Mais en attendant, dans une société vieillissante, les Suisses sont eux aussi de plus en plus nombreux à vouloir recourir au suicide assisté. Raison de plus, disent certains, pour légiférer sur la question. Actuellement, les seules restrictions sont que la personne doit être saine d’esprit, prendre la substance mortelle elle-même et ne pas être sous l’influence de qui que ce soit.
Le président de la Fédération des médecins suisses a plaidé récemment pour un nouveau débat autour d’une future loi.

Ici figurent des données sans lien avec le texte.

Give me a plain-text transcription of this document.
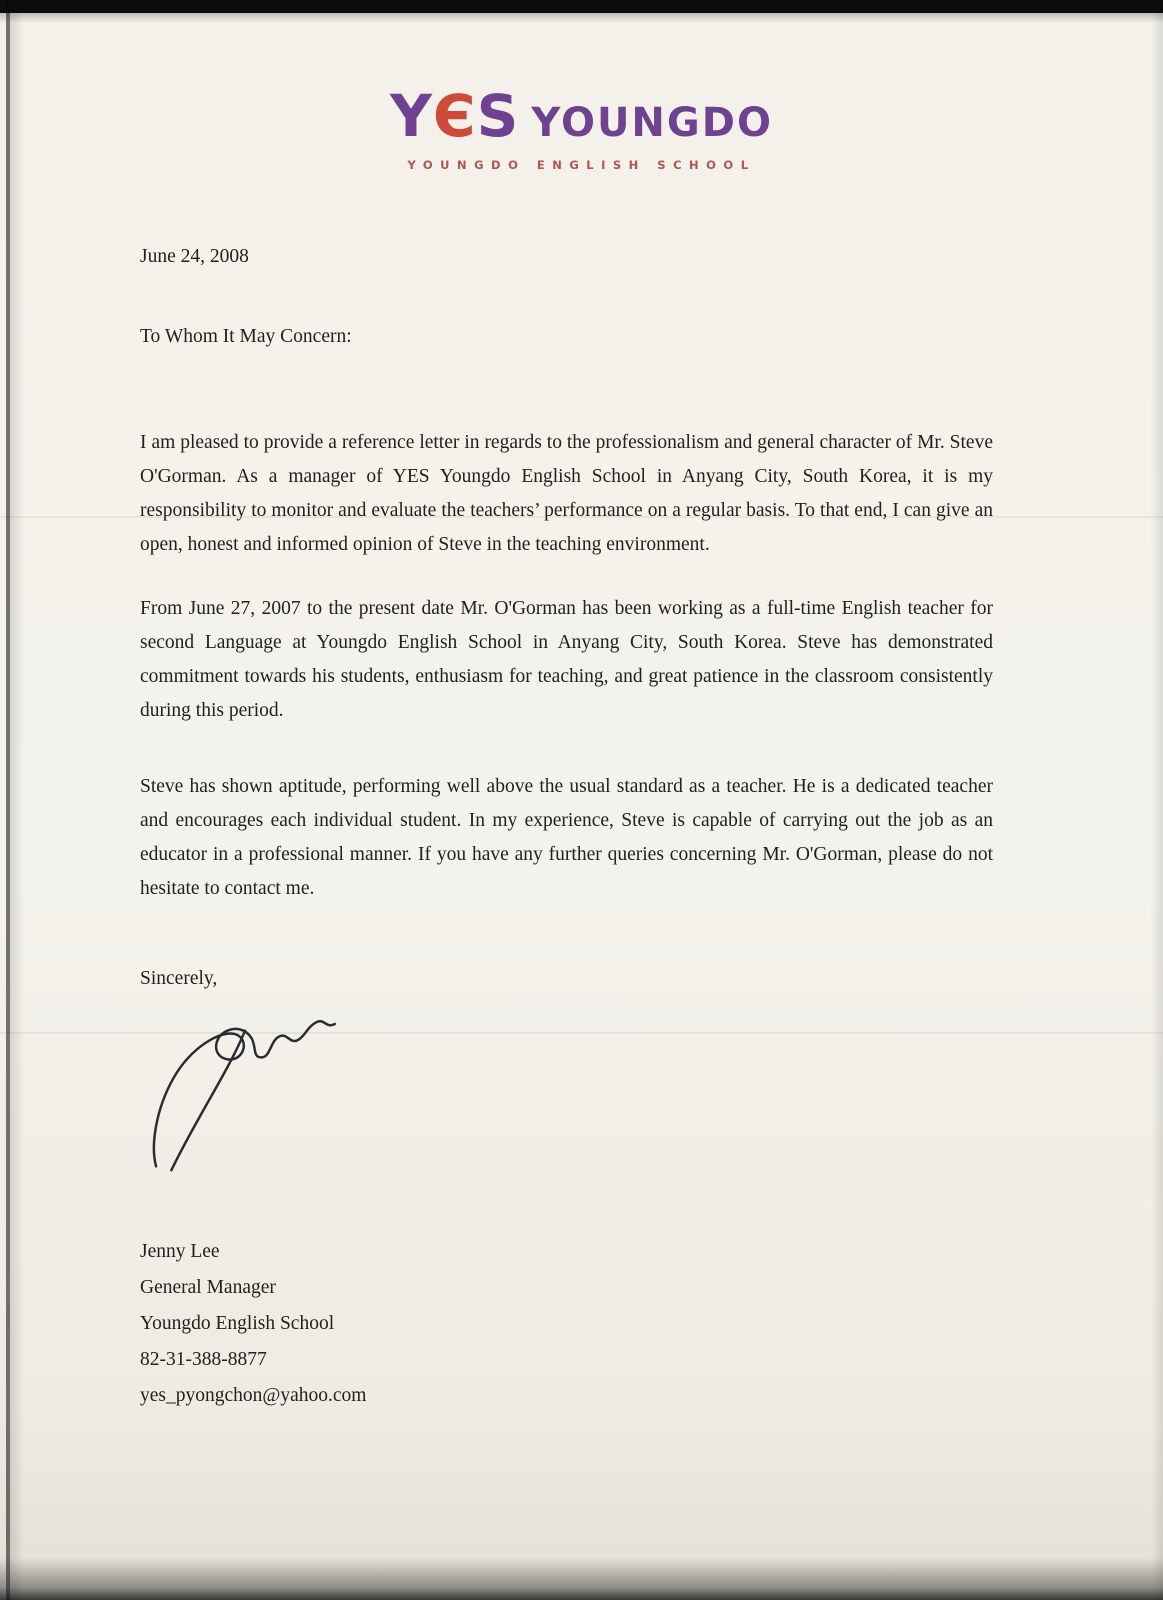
YЄS YOUNGDO
YOUNGDO ENGLISH SCHOOL

June 24, 2008

To Whom It May Concern:

I am pleased to provide a reference letter in regards to the professionalism and general character of Mr. Steve O'Gorman. As a manager of YES Youngdo English School in Anyang City, South Korea, it is my responsibility to monitor and evaluate the teachers’ performance on a regular basis. To that end, I can give an open, honest and informed opinion of Steve in the teaching environment.

From June 27, 2007 to the present date Mr. O'Gorman has been working as a full-time English teacher for second Language at Youngdo English School in Anyang City, South Korea. Steve has demonstrated commitment towards his students, enthusiasm for teaching, and great patience in the classroom consistently during this period.

Steve has shown aptitude, performing well above the usual standard as a teacher. He is a dedicated teacher and encourages each individual student. In my experience, Steve is capable of carrying out the job as an educator in a professional manner. If you have any further queries concerning Mr. O'Gorman, please do not hesitate to contact me.

Sincerely,

Jenny Lee

General Manager

Youngdo English School

82-31-388-8877

yes_pyongchon@yahoo.com
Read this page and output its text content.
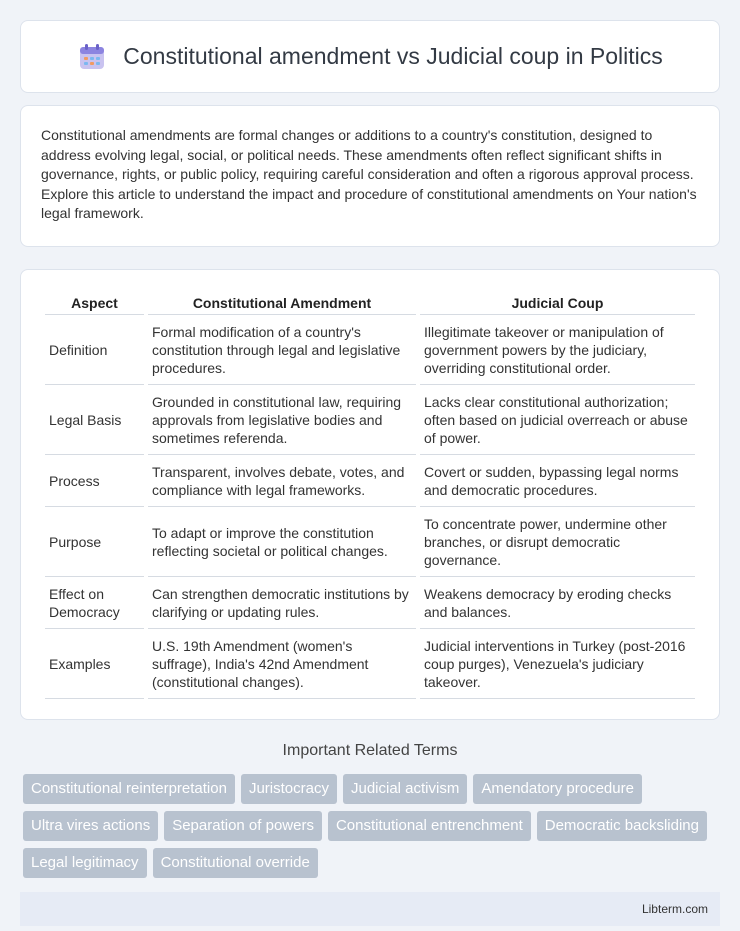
Constitutional amendment vs Judicial coup in Politics

Constitutional amendments are formal changes or additions to a country's constitution, designed to address evolving legal, social, or political needs. These amendments often reflect significant shifts in governance, rights, or public policy, requiring careful consideration and often a rigorous approval process. Explore this article to understand the impact and procedure of constitutional amendments on Your nation's legal framework.

Aspect	Constitutional Amendment	Judicial Coup
Definition	Formal modification of a country's constitution through legal and legislative procedures.	Illegitimate takeover or manipulation of government powers by the judiciary, overriding constitutional order.
Legal Basis	Grounded in constitutional law, requiring approvals from legislative bodies and sometimes referenda.	Lacks clear constitutional authorization; often based on judicial overreach or abuse of power.
Process	Transparent, involves debate, votes, and compliance with legal frameworks.	Covert or sudden, bypassing legal norms and democratic procedures.
Purpose	To adapt or improve the constitution reflecting societal or political changes.	To concentrate power, undermine other branches, or disrupt democratic governance.
Effect on Democracy	Can strengthen democratic institutions by clarifying or updating rules.	Weakens democracy by eroding checks and balances.
Examples	U.S. 19th Amendment (women's suffrage), India's 42nd Amendment (constitutional changes).	Judicial interventions in Turkey (post-2016 coup purges), Venezuela's judiciary takeover.
Important Related Terms
Constitutional reinterpretation	Juristocracy	Judicial activism	Amendatory procedure
Ultra vires actions	Separation of powers	Constitutional entrenchment	Democratic backsliding
Legal legitimacy	Constitutional override
Libterm.com
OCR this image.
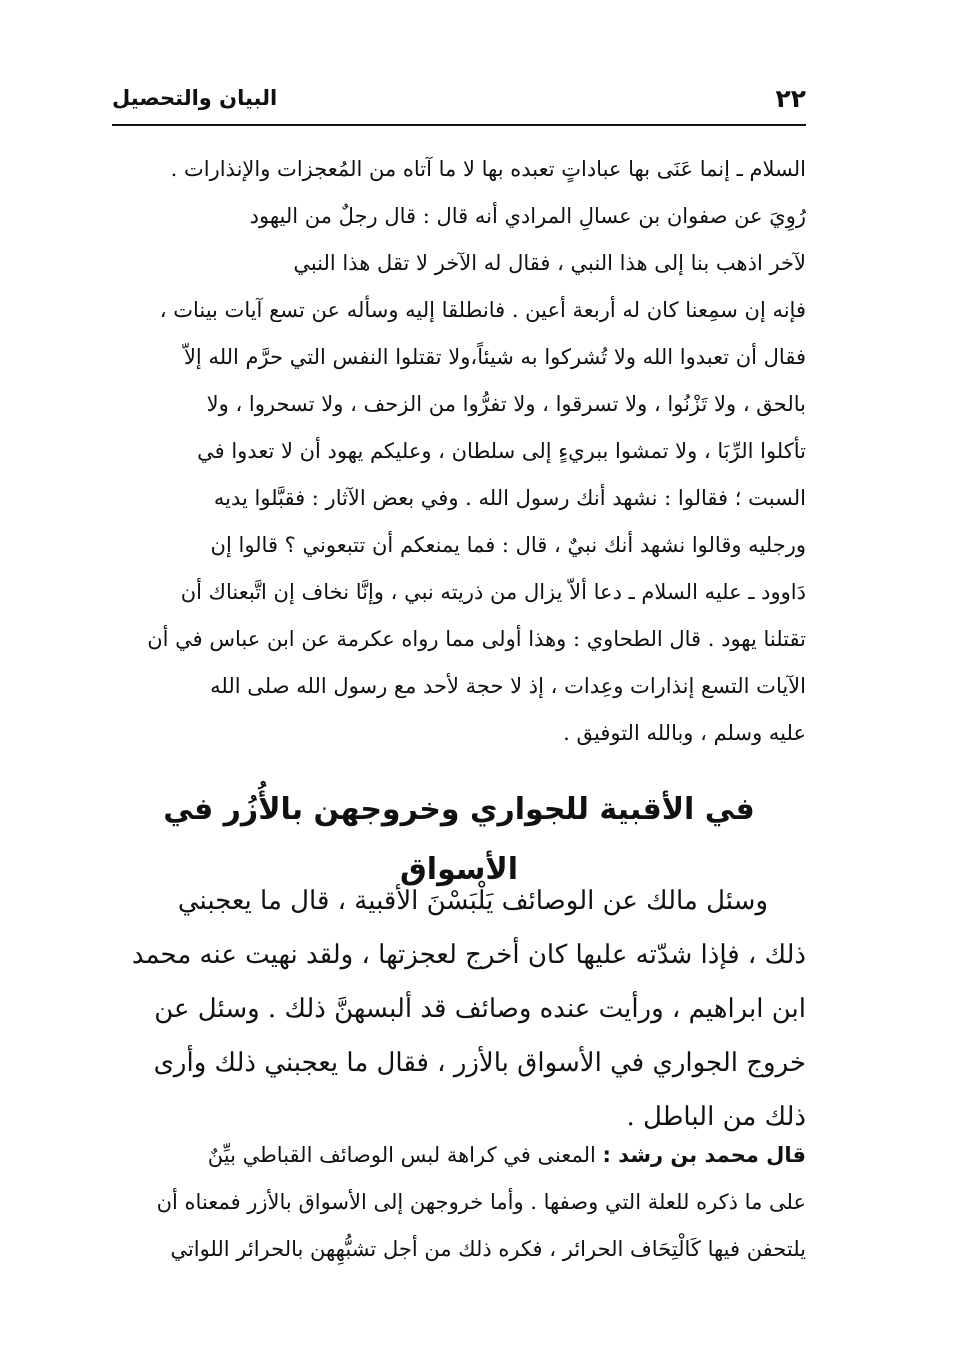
٢٢
البيان والتحصيل
السلام ـ إنما عَنَى بها عباداتٍ تعبده بها لا ما آتاه من المُعجزات والإنذارات .
رُوِيَ عن صفوان بن عسالِ المرادي أنه قال : قال رجلٌ من اليهود
لآخر اذهب بنا إلى هذا النبي ، فقال له الآخر لا تقل هذا النبي
فإنه إن سمِعنا كان له أربعة أعين . فانطلقا إليه وسأله عن تسع آيات بينات ،
فقال أن تعبدوا الله ولا تُشركوا به شيئاً،ولا تقتلوا النفس التي حرَّم الله إلاّ
بالحق ، ولا تَزْنُوا ، ولا تسرقوا ، ولا تفرُّوا من الزحف ، ولا تسحروا ، ولا
تأكلوا الرِّبَا ، ولا تمشوا ببريءٍ إلى سلطان ، وعليكم يهود أن لا تعدوا في
السبت ؛ فقالوا : نشهد أنك رسول الله . وفي بعض الآثار : فقبَّلوا يديه
ورجليه وقالوا نشهد أنك نبيٌ ، قال : فما يمنعكم أن تتبعوني ؟ قالوا إن
دَاوود ـ عليه السلام ـ دعا ألاّ يزال من ذريته نبي ، وإنَّا نخاف إن اتَّبعناك أن
تقتلنا يهود . قال الطحاوي : وهذا أولى مما رواه عكرمة عن ابن عباس في أن
الآيات التسع إنذارات وعِدات ، إذ لا حجة لأحد مع رسول الله صلى الله
عليه وسلم ، وبالله التوفيق .
في الأقبية للجواري وخروجهن بالأُزُر في الأسواق
وسئل مالك عن الوصائف يَلْبَسْنَ الأقبية ، قال ما يعجبني
ذلك ، فإذا شدّته عليها كان أخرج لعجزتها ، ولقد نهيت عنه محمد
ابن ابراهيم ، ورأيت عنده وصائف قد ألبسهنَّ ذلك . وسئل عن
خروج الجواري في الأسواق بالأزر ، فقال ما يعجبني ذلك وأرى
ذلك من الباطل .
قال محمد بن رشد : المعنى في كراهة لبس الوصائف القباطي بيِّنٌ
على ما ذكره للعلة التي وصفها . وأما خروجهن إلى الأسواق بالأزر فمعناه أن
يلتحفن فيها كَالْتِحَاف الحرائر ، فكره ذلك من أجل تشبُّهِهن بالحرائر اللواتي
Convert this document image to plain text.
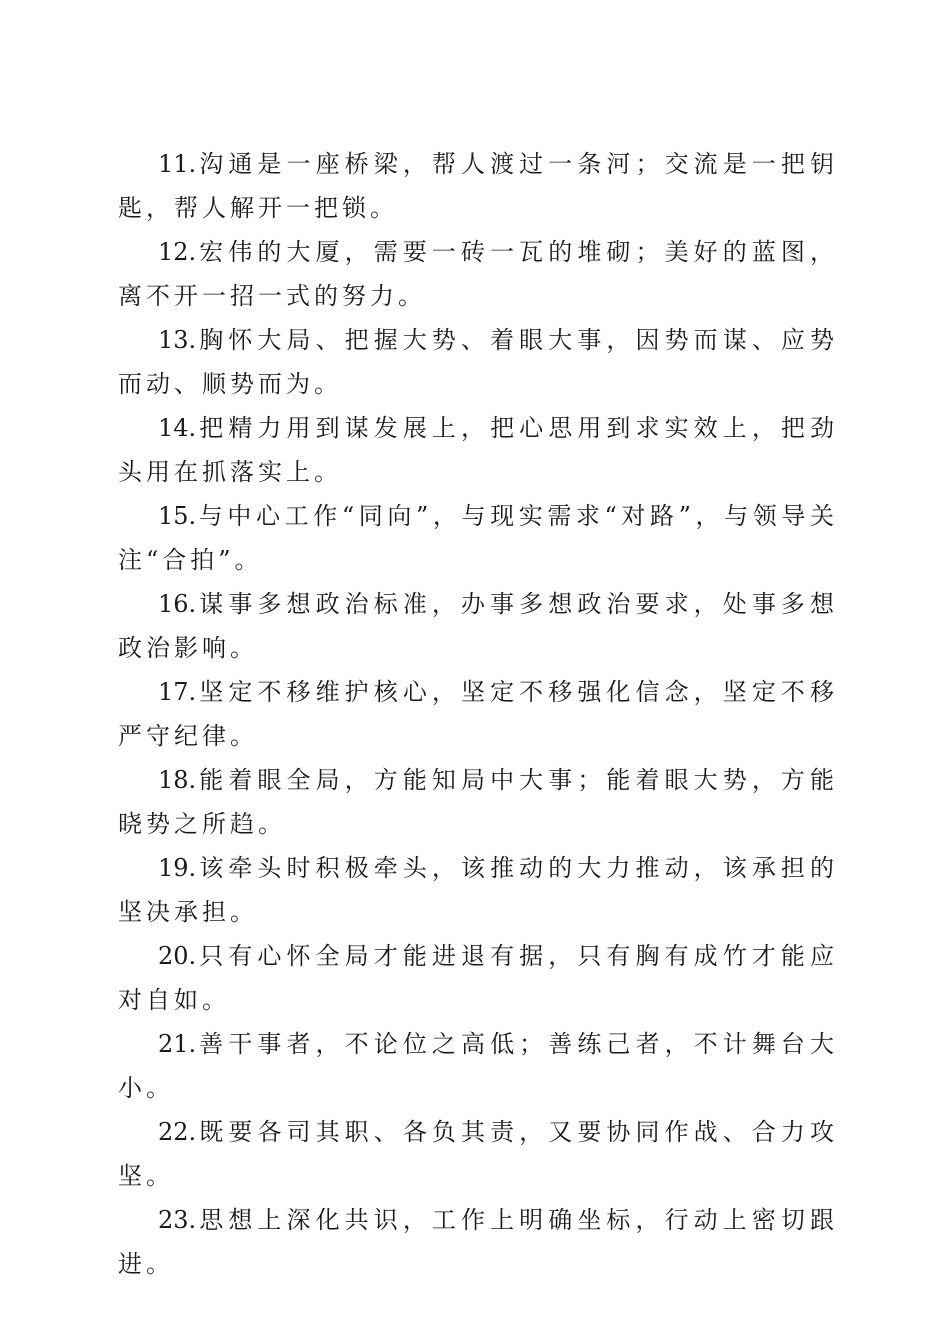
11.沟通是一座桥梁，帮人渡过一条河；交流是一把钥匙，帮人解开一把锁。

12.宏伟的大厦，需要一砖一瓦的堆砌；美好的蓝图，离不开一招一式的努力。

13.胸怀大局、把握大势、着眼大事，因势而谋、应势而动、顺势而为。

14.把精力用到谋发展上，把心思用到求实效上，把劲头用在抓落实上。

15.与中心工作“同向”，与现实需求“对路”，与领导关注“合拍”。

16.谋事多想政治标准，办事多想政治要求，处事多想政治影响。

17.坚定不移维护核心，坚定不移强化信念，坚定不移严守纪律。

18.能着眼全局，方能知局中大事；能着眼大势，方能晓势之所趋。

19.该牵头时积极牵头，该推动的大力推动，该承担的坚决承担。

20.只有心怀全局才能进退有据，只有胸有成竹才能应对自如。

21.善干事者，不论位之高低；善练己者，不计舞台大小。

22.既要各司其职、各负其责，又要协同作战、合力攻坚。

23.思想上深化共识，工作上明确坐标，行动上密切跟进。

Ancien procureur du canton de Zurich, Andreas Brunner va dans le même sens: «Au début, nous n’avions qu’une organisation en Suisse. Maintenant, elles sont cinq. Il est donc très important d’avoir des normes. Le problème est que nous n’avons pas de loi. Il faut en faire une. Mais ce ne devrait pas être une loi pénale, comme celle que les Allemands veulent faire».
Exit et Lifecircle sont également en faveur d’une loi. «Exit le dit depuis longtemps, rappelle Bernhard Sutter. Mais apparemment, le gouvernement et le parlement ne veulent pas légiférer sur ce sujet, parce qu’ils le considèrent comme une chose privée. Mais nous, qui sommes la plus ancienne organisation, qui nous sommes donné des règles très strictes, nous n’avons évidemment rien contre une loi».
En 2011, le gouvernement a envisagé diverses options pour réguler le suicide assisté, mais finalement, il a choisi de ne pas agir par voie législative et de pousser plutôt la prévention du suicide et les soins palliatifs.